STEP1:前述した流れで「自分のやりたいこと」や「既知×既知の情報」からアイディアを生み出す
 ↓
STEP2:そのまま放置せずに1行のクレームを書く
(&論文のあらすじを書いてみる)
 ↓
STEP3:ある程度具体的なクレームが出来上がったらダメ元でも手を動かして形にしてみる


※クレーム書いて以降は他者のフィードバックも参考にする

こんなところだろうか。
個人的にはシャワーのように情報を浴びたまま放置していたり、アイディアを自分の中だけに留めていて自分でもいつの間にか忘れていることが大半なのでSTEP2以降の癖付けを行っていきたい所存である。

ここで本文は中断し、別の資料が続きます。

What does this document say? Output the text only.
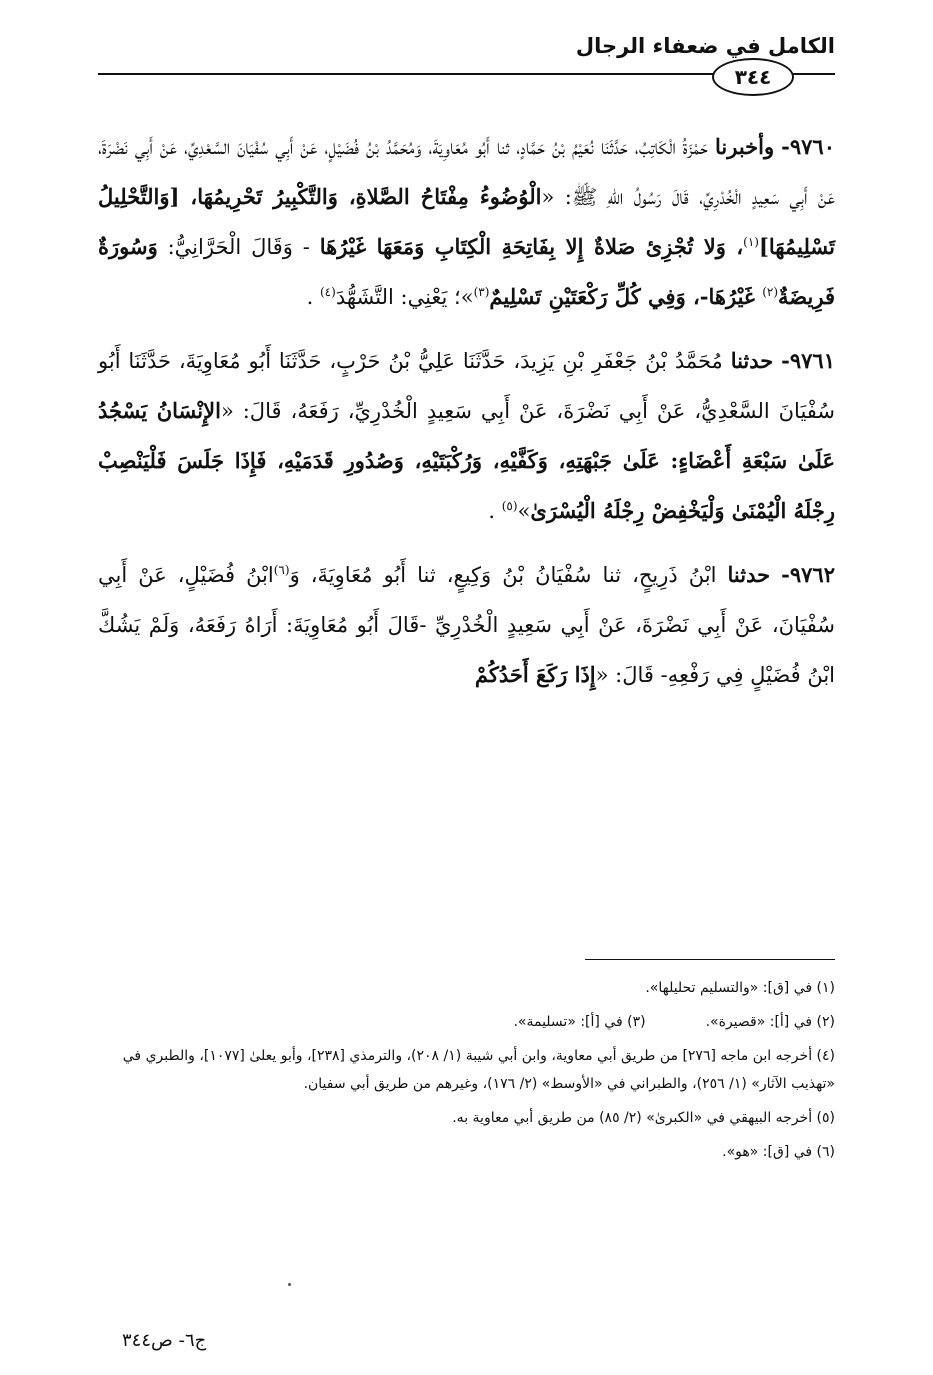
الكامل في ضعفاء الرجال
٣٤٤

٩٧٦٠- وأخبرنا حَمْزَةُ الْكَاتِبُ، حَدَّثَنَا نُعَيْمُ بْنُ حَمَّادٍ، ثنا أَبُو مُعَاوِيَةَ، وَمُحَمَّدُ بْنُ فُضَيْلٍ، عَنْ أَبِي سُفْيَانَ السَّعْدِيِّ، عَنْ أَبِي نَضْرَةَ، عَنْ أَبِي سَعِيدٍ الْخُدْرِيِّ، قَالَ رَسُولُ اللهِ ﷺ: «الْوُضُوءُ مِفْتَاحُ الصَّلاةِ، وَالتَّكْبِيرُ تَحْرِيمُهَا، [وَالتَّحْلِيلُ تَسْلِيمُهَا]$^{(١)}$، وَلا تُجْزِئ صَلاةٌ إِلا بِفَاتِحَةِ الْكِتَابِ وَمَعَهَا غَيْرُهَا - وَقَالَ الْحَرَّانِيُّ: وَسُورَةٌ فَرِيضَةٌ$^{(٢)}$ غَيْرُهَا-، وَفِي كُلِّ رَكْعَتَيْنِ تَسْلِيمٌ$^{(٣)}$»؛ يَعْنِي: التَّشَهُّدَ$^{(٤)}$ .

٩٧٦١- حدثنا مُحَمَّدُ بْنُ جَعْفَرِ بْنِ يَزِيدَ، حَدَّثَنَا عَلِيُّ بْنُ حَرْبٍ، حَدَّثَنَا أَبُو مُعَاوِيَةَ، حَدَّثَنَا أَبُو سُفْيَانَ السَّعْدِيُّ، عَنْ أَبِي نَضْرَةَ، عَنْ أَبِي سَعِيدٍ الْخُدْرِيِّ، رَفَعَهُ، قَالَ: «الإِنْسَانُ يَسْجُدُ عَلَىٰ سَبْعَةِ أَعْضَاءٍ: عَلَىٰ جَبْهَتِهِ، وَكَفَّيْهِ، وَرُكْبَتَيْهِ، وَصُدُورِ قَدَمَيْهِ، فَإِذَا جَلَسَ فَلْيَنْصِبْ رِجْلَهُ الْيُمْنَىٰ وَلْيَخْفِضْ رِجْلَهُ الْيُسْرَىٰ»$^{(٥)}$ .

٩٧٦٢- حدثنا ابْنُ ذَرِيحٍ، ثنا سُفْيَانُ بْنُ وَكِيعٍ، ثنا أَبُو مُعَاوِيَةَ، وَ$^{(٦)}$ابْنُ فُضَيْلٍ، عَنْ أَبِي سُفْيَانَ، عَنْ أَبِي نَضْرَةَ، عَنْ أَبِي سَعِيدٍ الْخُدْرِيِّ -قَالَ أَبُو مُعَاوِيَةَ: أَرَاهُ رَفَعَهُ، وَلَمْ يَشُكَّ ابْنُ فُضَيْلٍ فِي رَفْعِهِ- قَالَ: «إِذَا رَكَعَ أَحَدُكُمْ

(١) في [ق]: «والتسليم تحليلها».
(٢) في [أ]: «قصيرة».
(٣) في [أ]: «تسليمة».
(٤) أخرجه ابن ماجه [٢٧٦] من طريق أبي معاوية، وابن أبي شيبة (١/ ٢٠٨)، والترمذي [٢٣٨]، وأبو يعلىٰ [١٠٧٧]، والطبري في «تهذيب الآثار» (١/ ٢٥٦)، والطبراني في «الأوسط» (٢/ ١٧٦)، وغيرهم من طريق أبي سفيان.
(٥) أخرجه البيهقي في «الكبرىٰ» (٢/ ٨٥) من طريق أبي معاوية به.
(٦) في [ق]: «هو».
ج٦- ص٣٤٤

もちろん妄想の源泉である「やりたいこと」ってなんだっけ?も悩みの種ではあるのだが。

そういう人に溢れた社会の作り方

最後に上記のような取り組みをやる人を如何に増やしていくかについて本書をヒントに触れたいと思う。

「スカブラ」の許容

スカブラとはかつて炭鉱にいた「スカッとしてブラブラしている人」のことらしい。平時はさぼっているけど緊急対応は得意なタイプな人のようだ。こうした妄想型の人間も評価される世の中でないとイノベーションが排除されてしまうと本書では述べられている。更に人単位ではなく、個々人の中にもスカブラ的な余白を抱えることの重要性も合わせて語られている。

小文字のfutureから始める

Futureは政府が主導していたり大きな予算がついているもの、futureはそれぞれの研究者や技術者の個人的な好奇心や興味から始まるもの。

またどこかで取り扱いたいがTakram渡邉康太郎氏の「弱い文脈」や東浩紀氏の「観光客」「誤配」にも通じる内容だと感じた。


以上、3000字超と思いのほか長くなってしまった。
今後も定期的に雑なアウトプットをしていきたい。